What a Feedback Loop Is
A feedback loop is a system in which the output of a process becomes an input to the same process. In behavioral systems, the output is behavior — a mission completed or missed — and the input is the information that influences the next behavioral decision.
Feedback loops can be reinforcing (amplifying the existing direction) or balancing (correcting deviations from a target state). Effective behavioral systems use both.
The LifeCommand Feedback Architecture
LifeCommand operates through several interlocking feedback loops:
The DI feedback loop. Every mission completion produces a positive DI adjustment, which is visible to the user. The visibility of the positive consequence reinforces the completion behavior. Every miss produces a negative adjustment, which signals the behavioral deviation and creates pressure toward correction.
The consecutive completion loop. Consecutive completions produce compounding positive signals. This creates a reinforcing loop: the more consistently the user executes, the stronger the behavioral signal, which increases the psychological cost of breaking the streak.
The at-risk recovery loop. Consecutive misses trigger the At Risk state, which reduces DI gain and assigns a recovery mission. This is a balancing loop — it applies corrective pressure when the system detects a deviation from the target behavioral state.

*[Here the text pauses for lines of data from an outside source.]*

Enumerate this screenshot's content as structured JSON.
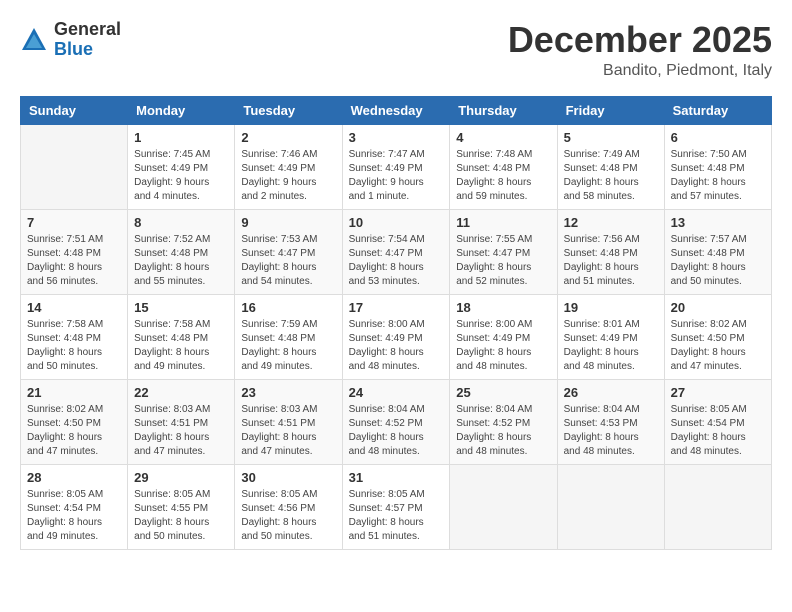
{
  "logo": {
    "general": "General",
    "blue": "Blue"
  },
  "header": {
    "month": "December 2025",
    "location": "Bandito, Piedmont, Italy"
  },
  "weekdays": [
    "Sunday",
    "Monday",
    "Tuesday",
    "Wednesday",
    "Thursday",
    "Friday",
    "Saturday"
  ],
  "weeks": [
    [
      {
        "day": "",
        "info": ""
      },
      {
        "day": "1",
        "info": "Sunrise: 7:45 AM\nSunset: 4:49 PM\nDaylight: 9 hours\nand 4 minutes."
      },
      {
        "day": "2",
        "info": "Sunrise: 7:46 AM\nSunset: 4:49 PM\nDaylight: 9 hours\nand 2 minutes."
      },
      {
        "day": "3",
        "info": "Sunrise: 7:47 AM\nSunset: 4:49 PM\nDaylight: 9 hours\nand 1 minute."
      },
      {
        "day": "4",
        "info": "Sunrise: 7:48 AM\nSunset: 4:48 PM\nDaylight: 8 hours\nand 59 minutes."
      },
      {
        "day": "5",
        "info": "Sunrise: 7:49 AM\nSunset: 4:48 PM\nDaylight: 8 hours\nand 58 minutes."
      },
      {
        "day": "6",
        "info": "Sunrise: 7:50 AM\nSunset: 4:48 PM\nDaylight: 8 hours\nand 57 minutes."
      }
    ],
    [
      {
        "day": "7",
        "info": "Sunrise: 7:51 AM\nSunset: 4:48 PM\nDaylight: 8 hours\nand 56 minutes."
      },
      {
        "day": "8",
        "info": "Sunrise: 7:52 AM\nSunset: 4:48 PM\nDaylight: 8 hours\nand 55 minutes."
      },
      {
        "day": "9",
        "info": "Sunrise: 7:53 AM\nSunset: 4:47 PM\nDaylight: 8 hours\nand 54 minutes."
      },
      {
        "day": "10",
        "info": "Sunrise: 7:54 AM\nSunset: 4:47 PM\nDaylight: 8 hours\nand 53 minutes."
      },
      {
        "day": "11",
        "info": "Sunrise: 7:55 AM\nSunset: 4:47 PM\nDaylight: 8 hours\nand 52 minutes."
      },
      {
        "day": "12",
        "info": "Sunrise: 7:56 AM\nSunset: 4:48 PM\nDaylight: 8 hours\nand 51 minutes."
      },
      {
        "day": "13",
        "info": "Sunrise: 7:57 AM\nSunset: 4:48 PM\nDaylight: 8 hours\nand 50 minutes."
      }
    ],
    [
      {
        "day": "14",
        "info": "Sunrise: 7:58 AM\nSunset: 4:48 PM\nDaylight: 8 hours\nand 50 minutes."
      },
      {
        "day": "15",
        "info": "Sunrise: 7:58 AM\nSunset: 4:48 PM\nDaylight: 8 hours\nand 49 minutes."
      },
      {
        "day": "16",
        "info": "Sunrise: 7:59 AM\nSunset: 4:48 PM\nDaylight: 8 hours\nand 49 minutes."
      },
      {
        "day": "17",
        "info": "Sunrise: 8:00 AM\nSunset: 4:49 PM\nDaylight: 8 hours\nand 48 minutes."
      },
      {
        "day": "18",
        "info": "Sunrise: 8:00 AM\nSunset: 4:49 PM\nDaylight: 8 hours\nand 48 minutes."
      },
      {
        "day": "19",
        "info": "Sunrise: 8:01 AM\nSunset: 4:49 PM\nDaylight: 8 hours\nand 48 minutes."
      },
      {
        "day": "20",
        "info": "Sunrise: 8:02 AM\nSunset: 4:50 PM\nDaylight: 8 hours\nand 47 minutes."
      }
    ],
    [
      {
        "day": "21",
        "info": "Sunrise: 8:02 AM\nSunset: 4:50 PM\nDaylight: 8 hours\nand 47 minutes."
      },
      {
        "day": "22",
        "info": "Sunrise: 8:03 AM\nSunset: 4:51 PM\nDaylight: 8 hours\nand 47 minutes."
      },
      {
        "day": "23",
        "info": "Sunrise: 8:03 AM\nSunset: 4:51 PM\nDaylight: 8 hours\nand 47 minutes."
      },
      {
        "day": "24",
        "info": "Sunrise: 8:04 AM\nSunset: 4:52 PM\nDaylight: 8 hours\nand 48 minutes."
      },
      {
        "day": "25",
        "info": "Sunrise: 8:04 AM\nSunset: 4:52 PM\nDaylight: 8 hours\nand 48 minutes."
      },
      {
        "day": "26",
        "info": "Sunrise: 8:04 AM\nSunset: 4:53 PM\nDaylight: 8 hours\nand 48 minutes."
      },
      {
        "day": "27",
        "info": "Sunrise: 8:05 AM\nSunset: 4:54 PM\nDaylight: 8 hours\nand 48 minutes."
      }
    ],
    [
      {
        "day": "28",
        "info": "Sunrise: 8:05 AM\nSunset: 4:54 PM\nDaylight: 8 hours\nand 49 minutes."
      },
      {
        "day": "29",
        "info": "Sunrise: 8:05 AM\nSunset: 4:55 PM\nDaylight: 8 hours\nand 50 minutes."
      },
      {
        "day": "30",
        "info": "Sunrise: 8:05 AM\nSunset: 4:56 PM\nDaylight: 8 hours\nand 50 minutes."
      },
      {
        "day": "31",
        "info": "Sunrise: 8:05 AM\nSunset: 4:57 PM\nDaylight: 8 hours\nand 51 minutes."
      },
      {
        "day": "",
        "info": ""
      },
      {
        "day": "",
        "info": ""
      },
      {
        "day": "",
        "info": ""
      }
    ]
  ]
}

The trend graph loop. The 30/90/365-day trend graph provides a longitudinal view of behavioral consistency. This loop operates on a longer time scale, allowing the user to identify patterns that are invisible in day-to-day execution.
Key Takeaways
Feedback loops are not motivational tools. They are information systems. The DI score, the streak counter, the at-risk state, and the trend graph are all instruments for reading behavioral data and making informed adjustments. Use them as diagnostics, not as grades.